Como melhorar as estradas estaduais?

Temos de enfrentar essa questão indo em busca de recursos. O futuro governo terá como prioridade a recuperação das estradas. Tem uma questão de segurança e logística importante aí. Se tivermos rodovias em estado de bom para ótimo, isso trará investimentos de empresas para o Rio Grande do Sul.

O senhor está satisfeito com as estradas?

Não, de forma alguma. A recuperação vem acontecendo, principalmente nos últimos dois anos. Em algumas regiões, avançamos bastante. Mas temos ainda muito, muito mesmo, para evoluir. Foram mais de 3 mil quilômetros de estradas recuperadas. Mas trata-se apenas de uma etapa. E tem outra coisa preocupante: acessos municipais. Estamos no século 21 e quase 50 municípios não têm acesso de asfalto. Isso chega a ser desumano.

A RS-118 sempre teve atraso na entrega. Agora, a mais recente promessa é de conclusão no primeiro semestre de 2019. Vai se confirmar?
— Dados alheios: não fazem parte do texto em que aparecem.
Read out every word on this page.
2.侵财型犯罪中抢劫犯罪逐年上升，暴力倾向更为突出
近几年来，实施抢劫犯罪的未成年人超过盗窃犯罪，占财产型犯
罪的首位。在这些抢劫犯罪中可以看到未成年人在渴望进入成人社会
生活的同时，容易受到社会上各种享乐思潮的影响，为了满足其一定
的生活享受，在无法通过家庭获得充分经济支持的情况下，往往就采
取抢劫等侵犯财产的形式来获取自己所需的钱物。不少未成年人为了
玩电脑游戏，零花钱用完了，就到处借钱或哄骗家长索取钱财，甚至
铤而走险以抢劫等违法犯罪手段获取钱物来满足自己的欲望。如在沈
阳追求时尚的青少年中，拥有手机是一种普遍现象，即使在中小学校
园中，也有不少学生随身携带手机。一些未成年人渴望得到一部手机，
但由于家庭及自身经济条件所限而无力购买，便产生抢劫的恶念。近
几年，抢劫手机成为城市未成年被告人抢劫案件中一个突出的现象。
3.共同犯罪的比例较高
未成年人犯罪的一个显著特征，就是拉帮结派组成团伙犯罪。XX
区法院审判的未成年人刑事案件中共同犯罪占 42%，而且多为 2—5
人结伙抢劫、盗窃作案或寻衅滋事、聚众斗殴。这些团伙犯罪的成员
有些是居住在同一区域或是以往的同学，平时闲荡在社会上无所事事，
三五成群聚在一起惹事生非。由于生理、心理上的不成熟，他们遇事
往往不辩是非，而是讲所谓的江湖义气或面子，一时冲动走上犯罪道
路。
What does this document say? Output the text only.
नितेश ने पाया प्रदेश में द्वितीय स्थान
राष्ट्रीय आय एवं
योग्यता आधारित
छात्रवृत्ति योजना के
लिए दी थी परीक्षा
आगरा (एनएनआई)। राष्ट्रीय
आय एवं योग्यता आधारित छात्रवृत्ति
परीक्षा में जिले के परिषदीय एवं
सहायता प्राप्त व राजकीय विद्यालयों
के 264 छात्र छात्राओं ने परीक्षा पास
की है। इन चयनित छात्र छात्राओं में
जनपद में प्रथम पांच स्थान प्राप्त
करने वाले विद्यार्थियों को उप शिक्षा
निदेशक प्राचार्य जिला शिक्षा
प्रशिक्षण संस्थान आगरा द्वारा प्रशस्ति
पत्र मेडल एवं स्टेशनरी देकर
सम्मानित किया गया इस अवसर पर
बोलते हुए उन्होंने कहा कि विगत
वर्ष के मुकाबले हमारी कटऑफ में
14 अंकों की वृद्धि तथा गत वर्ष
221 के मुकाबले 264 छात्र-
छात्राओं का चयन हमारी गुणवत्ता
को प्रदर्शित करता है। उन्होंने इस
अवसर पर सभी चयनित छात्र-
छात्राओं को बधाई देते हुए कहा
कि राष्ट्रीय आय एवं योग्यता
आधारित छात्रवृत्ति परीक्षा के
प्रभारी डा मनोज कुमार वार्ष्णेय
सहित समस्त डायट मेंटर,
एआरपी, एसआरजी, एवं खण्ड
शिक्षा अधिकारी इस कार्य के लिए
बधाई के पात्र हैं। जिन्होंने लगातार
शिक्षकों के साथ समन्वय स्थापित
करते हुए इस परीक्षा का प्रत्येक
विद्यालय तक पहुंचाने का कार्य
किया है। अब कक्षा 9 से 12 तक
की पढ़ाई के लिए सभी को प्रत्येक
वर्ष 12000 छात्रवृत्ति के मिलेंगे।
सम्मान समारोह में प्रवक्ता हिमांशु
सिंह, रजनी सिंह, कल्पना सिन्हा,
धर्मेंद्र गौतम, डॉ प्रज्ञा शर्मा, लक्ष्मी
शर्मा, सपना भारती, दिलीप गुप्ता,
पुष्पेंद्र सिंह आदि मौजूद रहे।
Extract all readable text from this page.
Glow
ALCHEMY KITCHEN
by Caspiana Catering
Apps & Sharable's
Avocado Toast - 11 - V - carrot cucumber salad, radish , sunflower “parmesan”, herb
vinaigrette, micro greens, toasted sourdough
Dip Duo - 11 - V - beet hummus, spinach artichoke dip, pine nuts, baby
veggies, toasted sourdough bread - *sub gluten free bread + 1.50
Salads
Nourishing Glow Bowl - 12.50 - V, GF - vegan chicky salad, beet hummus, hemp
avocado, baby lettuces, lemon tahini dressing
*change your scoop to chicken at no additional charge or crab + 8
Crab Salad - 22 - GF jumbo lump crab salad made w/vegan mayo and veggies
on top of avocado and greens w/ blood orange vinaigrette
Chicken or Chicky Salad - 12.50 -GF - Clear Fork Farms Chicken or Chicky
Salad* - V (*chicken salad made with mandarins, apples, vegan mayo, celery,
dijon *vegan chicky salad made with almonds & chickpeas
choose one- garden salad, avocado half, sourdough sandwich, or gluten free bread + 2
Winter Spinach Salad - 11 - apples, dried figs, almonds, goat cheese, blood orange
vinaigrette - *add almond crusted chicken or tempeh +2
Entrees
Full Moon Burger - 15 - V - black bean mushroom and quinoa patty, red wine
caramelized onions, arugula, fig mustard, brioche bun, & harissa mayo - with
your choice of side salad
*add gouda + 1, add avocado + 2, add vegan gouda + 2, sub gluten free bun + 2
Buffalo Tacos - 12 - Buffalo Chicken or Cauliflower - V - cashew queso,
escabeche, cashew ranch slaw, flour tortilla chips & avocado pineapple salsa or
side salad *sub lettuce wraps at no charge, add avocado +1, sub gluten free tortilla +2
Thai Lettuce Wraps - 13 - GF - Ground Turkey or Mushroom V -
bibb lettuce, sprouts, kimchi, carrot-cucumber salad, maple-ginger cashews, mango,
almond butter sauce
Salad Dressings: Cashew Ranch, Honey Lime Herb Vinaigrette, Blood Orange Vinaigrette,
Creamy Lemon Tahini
Não trabalho com chance de atraso. Prefiro falar sobre expectativa de conclusão. Vou ser incansável para garantir a conclusão no primeiro semestre. Sempre pode atrasar 30, 60 dias.

É apenas questão de dinheiro? Ou existe algum outro possível entrave?

Os projetos mais importantes para essa estrada estão concluídos. A área que precisa ser desocupada, dos quilômetros 0 ao 5, em Sapucaia do Sul, já foi feita. As obras mais pesadas, como viadutos e elevadas, estão prontas. O acesso de Esteio está 60% concluído. O único ponto que tem um pouco mais de dificuldade é a inclusão da BR-448 (Rodovia do Parque) com a RS-118. Esse viaduto independe da conclusão da estrada, que é uma obra para todo o Estado e não apenas para a Região Metropolitana.

O Rio Grande do Sul tem locais conhecidos como Estrada da Morte e Curva da Morte. O que o senhor vai fazer para acabar com esse estigma?

O grande desafio é fazer com que as estradas tenham melhores condições. Precisamos também criar um trabalho de conscientização das pessoas com relação ao respeito dos limites de velocidade e identificar e atuar em pontos com grandes índices de mortes.

O que vai acontecer com a Empresa Gaúcha de Rodovias (EGR)?

Há duas discussões: rediscutir o papel do Daer. Existem excelentes técnicos no departamento queestão sendo mal aproveitados. E a EGR tem papel fundamental para o Estado. Está em 16 rodovias com praças de pedágios. O governador eleito tem dito que, se tiver de vender, vamos fazê-lo. Digo a mesma coisa. Não vejo dificuldade nenhuma em vender a EGR, mas quem vai fazer o papel da empresa depois disso?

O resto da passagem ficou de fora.